Politik

Umfrage beziffert wackelige Zukunft: Deutsche zweifeln an Koalition und Sozialpolitik

Das Vertrauen in die Handlungsfähigkeit der Politik schwindet massiv: Fast drei Viertel der Deutschen bezweifeln laut dem aktuellen ZDF-„Politbarometer“, dass die Bundesregierung die Probleme bei den Sozialversicherungen lösen kann.
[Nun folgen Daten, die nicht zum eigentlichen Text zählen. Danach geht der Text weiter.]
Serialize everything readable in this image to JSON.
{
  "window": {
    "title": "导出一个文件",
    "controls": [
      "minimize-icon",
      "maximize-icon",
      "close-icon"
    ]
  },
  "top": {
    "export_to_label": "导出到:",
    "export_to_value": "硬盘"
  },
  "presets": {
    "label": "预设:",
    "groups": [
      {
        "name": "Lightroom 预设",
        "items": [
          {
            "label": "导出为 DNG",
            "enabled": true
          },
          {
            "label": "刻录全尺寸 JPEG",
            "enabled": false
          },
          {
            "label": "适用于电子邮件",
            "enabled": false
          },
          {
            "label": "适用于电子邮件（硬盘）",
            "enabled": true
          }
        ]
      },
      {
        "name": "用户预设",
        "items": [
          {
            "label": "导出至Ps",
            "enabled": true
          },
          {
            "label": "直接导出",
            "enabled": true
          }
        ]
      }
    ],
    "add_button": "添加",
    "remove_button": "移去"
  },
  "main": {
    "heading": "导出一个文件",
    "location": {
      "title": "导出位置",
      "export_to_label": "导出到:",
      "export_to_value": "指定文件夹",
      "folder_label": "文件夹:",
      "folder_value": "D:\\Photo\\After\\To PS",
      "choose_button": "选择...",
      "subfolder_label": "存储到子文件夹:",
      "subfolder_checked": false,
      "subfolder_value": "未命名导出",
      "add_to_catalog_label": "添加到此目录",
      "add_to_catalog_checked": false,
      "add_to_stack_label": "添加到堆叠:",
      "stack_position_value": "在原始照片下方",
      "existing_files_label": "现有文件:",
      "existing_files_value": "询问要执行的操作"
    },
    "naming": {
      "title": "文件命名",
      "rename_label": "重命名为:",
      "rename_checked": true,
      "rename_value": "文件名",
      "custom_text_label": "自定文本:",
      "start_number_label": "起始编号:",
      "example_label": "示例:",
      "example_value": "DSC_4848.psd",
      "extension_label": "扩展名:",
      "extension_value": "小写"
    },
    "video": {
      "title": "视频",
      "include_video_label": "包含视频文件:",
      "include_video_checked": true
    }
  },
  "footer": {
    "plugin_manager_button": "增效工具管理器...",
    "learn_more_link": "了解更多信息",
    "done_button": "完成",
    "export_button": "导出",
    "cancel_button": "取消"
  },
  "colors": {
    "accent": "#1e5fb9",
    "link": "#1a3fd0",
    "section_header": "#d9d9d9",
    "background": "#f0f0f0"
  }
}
Nur magere 24 Prozent bescheinigen Schwarz-Rot derzeit eine gute Arbeit.
05.06.2026 10:21
Lesezeit: 1 min

Tiefe Skepsis gegenüber Kanzler Merz

Auch für Bundeskanzler Friedrich Merz liefert die Umfrage verheerende Werte: Ganze 69 Prozent der Befragten stellen dem Regierungschef ein schlechtes Zeugnis aus. Diese tief sitzende Unzufriedenheit spiegelt sich auch im Blick auf die politische Zukunft wider. Zwar glaubt mit 52 Prozent noch eine knappe Mehrheit, dass das Regierungsbündnis aus Union und SPD bis zur nächsten regulären Bundestagswahl im Jahr 2029 bestehen bleibt – doch fast die Hälfte der Menschen (43 Prozent) stellt sich innerlich bereits auf ein vorzeitiges Scheitern der Koalition ein.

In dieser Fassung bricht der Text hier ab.